The action plan shall incept a mind-shift in the approach traditionally adopted by credit lending institutions in relation to SMEs. The core initiatives shall rotate on the need to instil a change in the way banks assess small businesses’ creditworthiness by placing the demonstrable growth potential of the concerned business at the forefront of the bank’s risk assessment.

Another key initiative will be the regulatory facilitation, easing the setting up and operation of cross-border venture capital funds. From the financing side, the Action Plan will capitalise on the use of existing SME lending facilities primarily available via the European Investment Fund but additional resources will be allocated for the development of new though smaller funds. It is the Commission’s intention to adopt the Action Plan by the end of this year.
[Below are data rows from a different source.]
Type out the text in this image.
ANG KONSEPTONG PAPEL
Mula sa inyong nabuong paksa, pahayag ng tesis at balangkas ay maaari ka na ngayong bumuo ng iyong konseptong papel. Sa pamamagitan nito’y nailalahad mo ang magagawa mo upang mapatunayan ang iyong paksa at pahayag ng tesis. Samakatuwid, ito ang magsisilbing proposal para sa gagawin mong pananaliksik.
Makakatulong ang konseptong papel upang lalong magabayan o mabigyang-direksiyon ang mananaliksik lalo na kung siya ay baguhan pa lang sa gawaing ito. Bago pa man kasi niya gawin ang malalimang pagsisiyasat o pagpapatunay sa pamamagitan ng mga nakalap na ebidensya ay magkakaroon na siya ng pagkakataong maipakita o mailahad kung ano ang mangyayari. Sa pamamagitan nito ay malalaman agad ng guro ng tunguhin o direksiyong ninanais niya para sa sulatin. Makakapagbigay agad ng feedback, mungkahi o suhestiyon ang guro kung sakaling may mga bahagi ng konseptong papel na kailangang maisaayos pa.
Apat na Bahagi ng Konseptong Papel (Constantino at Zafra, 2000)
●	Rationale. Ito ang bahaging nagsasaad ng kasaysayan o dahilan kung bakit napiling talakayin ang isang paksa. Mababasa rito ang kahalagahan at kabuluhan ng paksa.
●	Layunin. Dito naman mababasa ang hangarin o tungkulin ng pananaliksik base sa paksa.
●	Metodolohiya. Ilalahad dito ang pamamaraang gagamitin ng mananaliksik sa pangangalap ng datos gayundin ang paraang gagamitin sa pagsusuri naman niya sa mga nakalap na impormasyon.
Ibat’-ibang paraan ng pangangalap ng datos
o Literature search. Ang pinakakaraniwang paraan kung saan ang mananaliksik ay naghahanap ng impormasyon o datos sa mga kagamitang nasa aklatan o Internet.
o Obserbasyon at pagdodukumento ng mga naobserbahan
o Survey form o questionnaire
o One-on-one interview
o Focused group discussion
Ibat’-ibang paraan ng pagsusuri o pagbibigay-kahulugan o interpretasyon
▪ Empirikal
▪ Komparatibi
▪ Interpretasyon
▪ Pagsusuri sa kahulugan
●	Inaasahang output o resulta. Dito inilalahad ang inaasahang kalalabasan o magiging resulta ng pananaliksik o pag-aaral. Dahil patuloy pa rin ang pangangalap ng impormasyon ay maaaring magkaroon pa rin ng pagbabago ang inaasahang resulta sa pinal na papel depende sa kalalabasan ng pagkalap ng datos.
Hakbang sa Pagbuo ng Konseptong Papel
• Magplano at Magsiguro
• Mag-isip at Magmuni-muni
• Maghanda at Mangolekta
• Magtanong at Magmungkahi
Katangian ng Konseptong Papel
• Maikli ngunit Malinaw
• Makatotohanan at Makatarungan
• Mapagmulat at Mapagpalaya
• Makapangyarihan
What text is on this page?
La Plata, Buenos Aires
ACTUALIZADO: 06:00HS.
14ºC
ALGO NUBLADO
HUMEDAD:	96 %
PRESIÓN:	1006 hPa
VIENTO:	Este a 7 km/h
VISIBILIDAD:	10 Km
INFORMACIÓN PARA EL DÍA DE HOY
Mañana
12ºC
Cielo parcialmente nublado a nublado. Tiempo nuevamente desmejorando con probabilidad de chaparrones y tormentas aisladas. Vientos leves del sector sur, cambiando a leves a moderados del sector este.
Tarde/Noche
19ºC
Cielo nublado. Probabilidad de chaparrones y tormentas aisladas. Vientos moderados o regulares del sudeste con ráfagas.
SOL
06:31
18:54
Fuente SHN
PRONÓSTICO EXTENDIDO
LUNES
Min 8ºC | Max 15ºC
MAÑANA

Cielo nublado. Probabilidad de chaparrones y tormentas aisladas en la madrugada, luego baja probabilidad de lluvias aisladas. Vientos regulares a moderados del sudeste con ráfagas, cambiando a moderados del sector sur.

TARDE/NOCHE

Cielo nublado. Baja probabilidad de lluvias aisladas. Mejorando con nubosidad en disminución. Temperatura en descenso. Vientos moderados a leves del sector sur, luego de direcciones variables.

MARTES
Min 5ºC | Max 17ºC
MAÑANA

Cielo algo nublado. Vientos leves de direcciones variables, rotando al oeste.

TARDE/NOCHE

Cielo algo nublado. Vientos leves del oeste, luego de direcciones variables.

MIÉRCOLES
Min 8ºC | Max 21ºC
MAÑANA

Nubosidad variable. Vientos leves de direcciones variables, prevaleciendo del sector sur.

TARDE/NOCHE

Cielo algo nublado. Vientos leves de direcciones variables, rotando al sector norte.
This is certainly a welcome initiative and an extremely timely one given the increasing difficulties that business, especially the small and micro enterprises, are encountering as a direct result of the international credit crunch. The issue is compounded further by retail banks’ increasingly conservative and prudent attitude to lending, making it difficult for high-risk start-ups to access the necessary financial capital to overcome their initial growth phase.

The provision of micro-credit financing through the JEREMIE scheme has been a remarkable success story in Malta with lending of over €10 million already approved over the past recent months. From a Maltese business perspective, this success demonstrates the attractiveness of financing solutions based on alternative means to traditional bank lending.

Micro-credit schemes should therefore be a core element of the proposals to be adopted within the Commission’s Action Plan since such mechanisms are demonstrably realistic options providing effective lending solutions for small businesses on both a short and long-term basis.